AnimeSuki
- Website type: Anime torrent index
- Available in: English
- Owner: GHDpro
- Creator: GHDpro
- Website: www.animesuki.com
- Commercial: No
- Launched: December 26, 2002; 23 years ago
- Current status: Active

= AnimeSuki =

Torrent index and forum website

AnimeSuki (from Japanese anime and suki (好き)) is a website and once considered "... the largest database of BitTorrent anime shows" that focused on providing unlicensed anime fansubs using the BitTorrent peer-to-peer system. The website was created by GHDpro on December 26, 2002. Animesuki was not a tracker; instead, it provided links to many trackers across the web. It did not list pornography or series that had been licensed in North America. However, in 2013 it stopped maintaining its database of torrents, and the forums remain as the only active part of the site.

==Legal status==
The site only linked to anime that had not been licensed by any American companies. Once a title was licensed, the corresponding fansub links were removed from the site and the series was listed on its licensed list. Nonetheless, although none of the files were hosted on the site itself, AnimeSuki could be held accountable for violating copyright law, as linking to sites that themselves infringe on the law has been considered a form of contributory infringement in the United States (Intellectual Reserve v. Utah Lighthouse Ministry).

Though fansubs are technically copyright violations, AnimeSuki's legal page alleges that the WTO TRIPS Agreement specifies that the distribution of copyrighted material is only necessarily illegal when done on a commercial scale, thus making it difficult for anyone besides the copyright holder to prosecute fansubbers. To date, only one Japanese company, Media Factory, has requested its content removed from the site. However, Funimation and Kadokawa Pictures USA have also sent them separate cease and desist letters concerning several titles, which were promptly removed. In Singapore, Odex has targeted AnimeSuki's users with legal action.

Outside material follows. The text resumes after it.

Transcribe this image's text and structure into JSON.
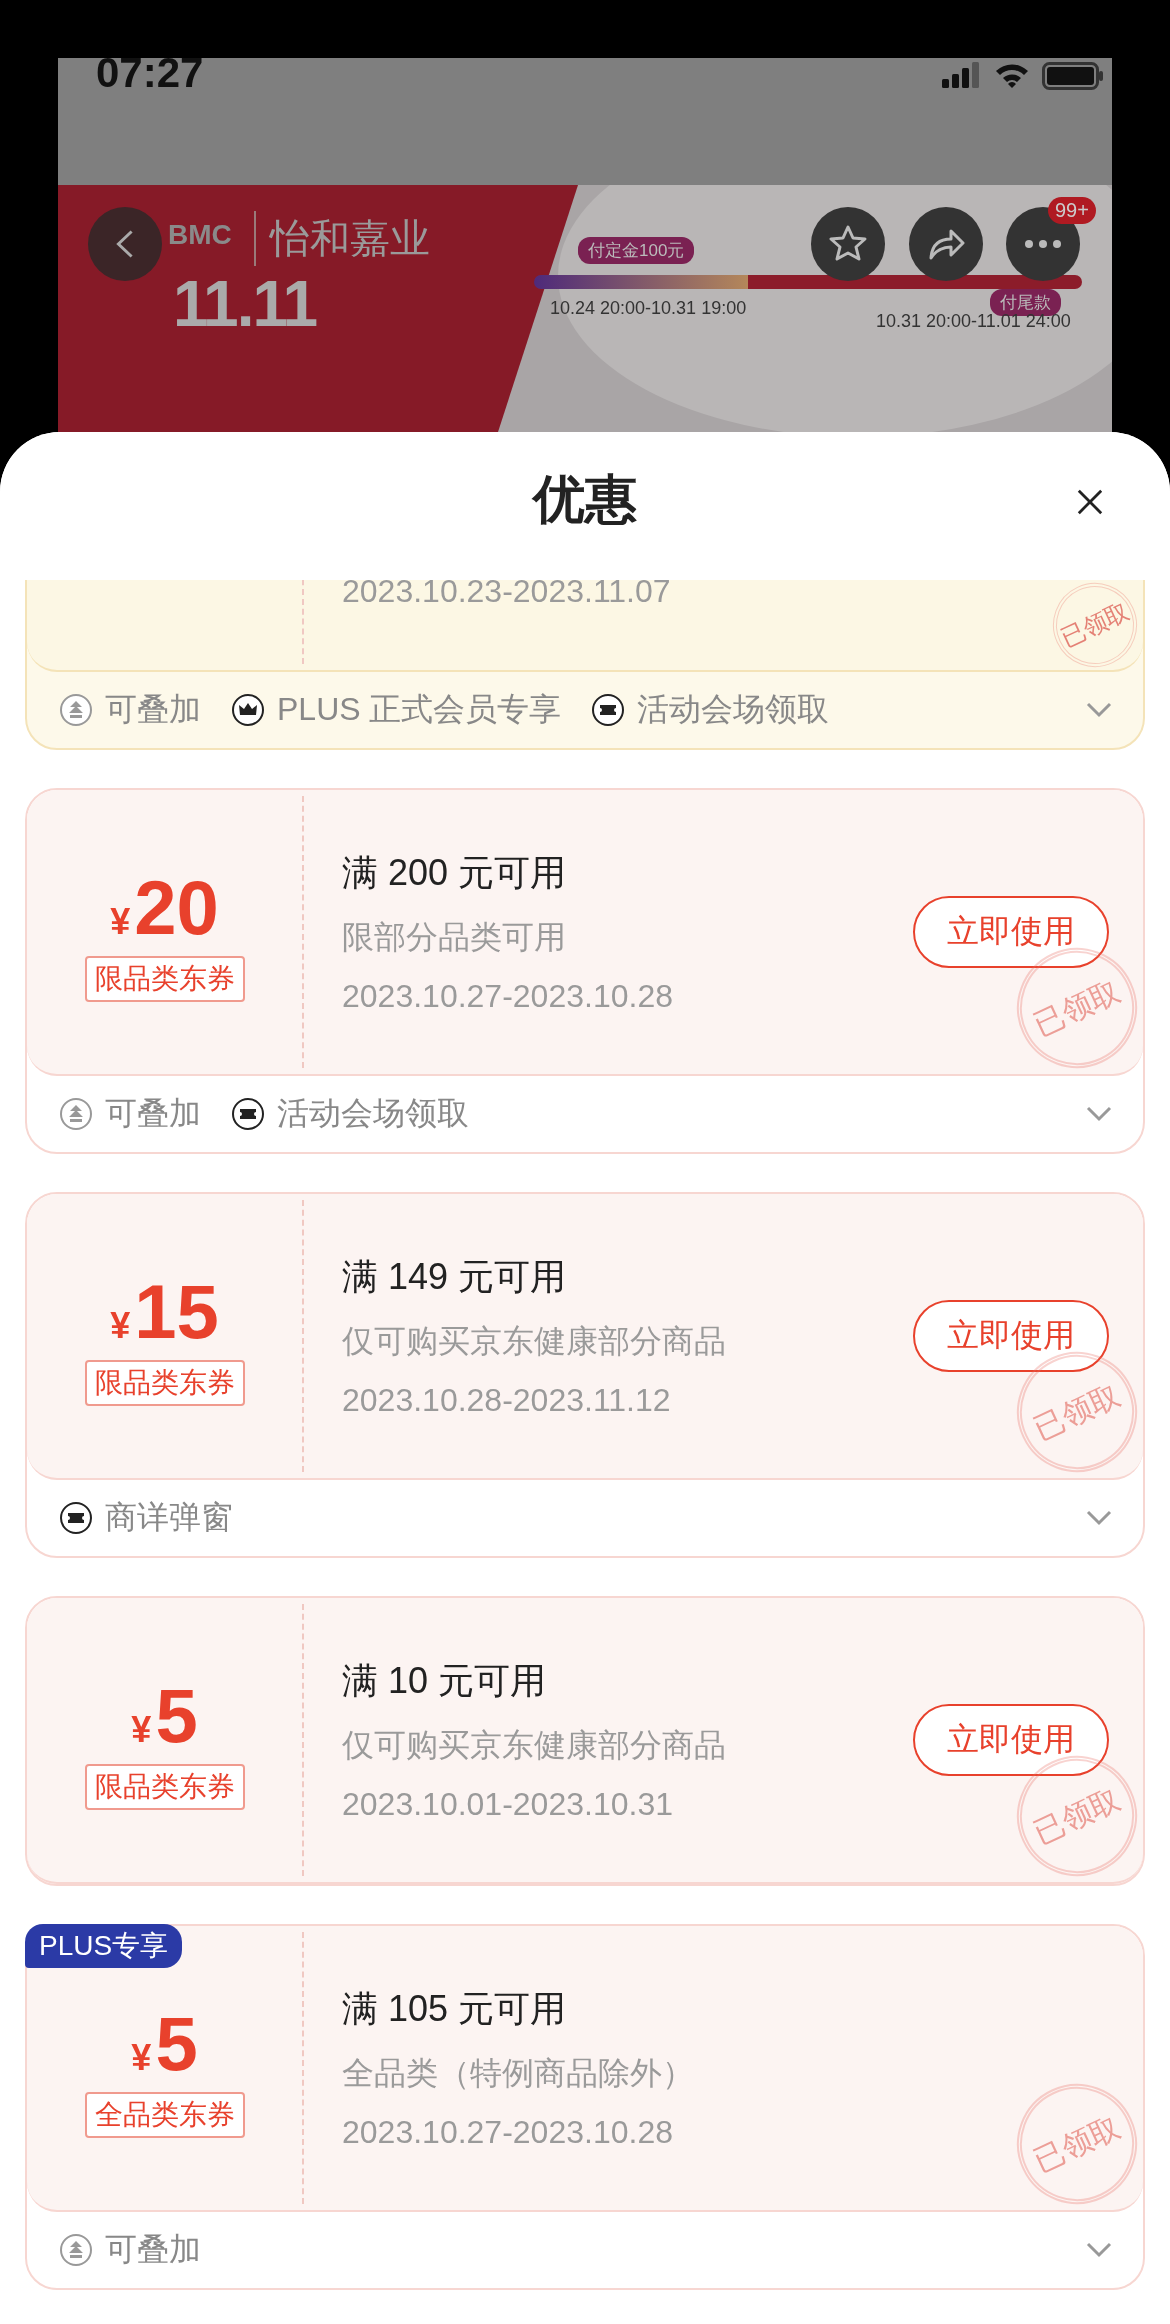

AnimeSuki was also known for erring on the side of caution regarding licenses. Even though some series such as Hanaukyo Maids were not initially licensed, AnimeSuki kept them from being listed because of the likelihood that Geneon would secure the rights to it.

==Present==
Over time, AnimeSuki experienced a decline in new fansub entries, due to various changes in online anime distribution, such as preference to download episodes directly from translators' websites, competition with other database websites, frequent updates, and disbandment of translation groups. Fan translations have further declined, as more anime became licensed and professionally translated for official release worldwide. And since the growing popularity of video streaming websites such as Crunchyroll, HIDIVE, Amazon Prime Video and Netflix, which provide licensed anime and can stream to smartphones, AnimeSuki has ceased all updates and activity.

As of February 15, 2019, the main website is closed. However, as of 2026, the discussion boards remain active.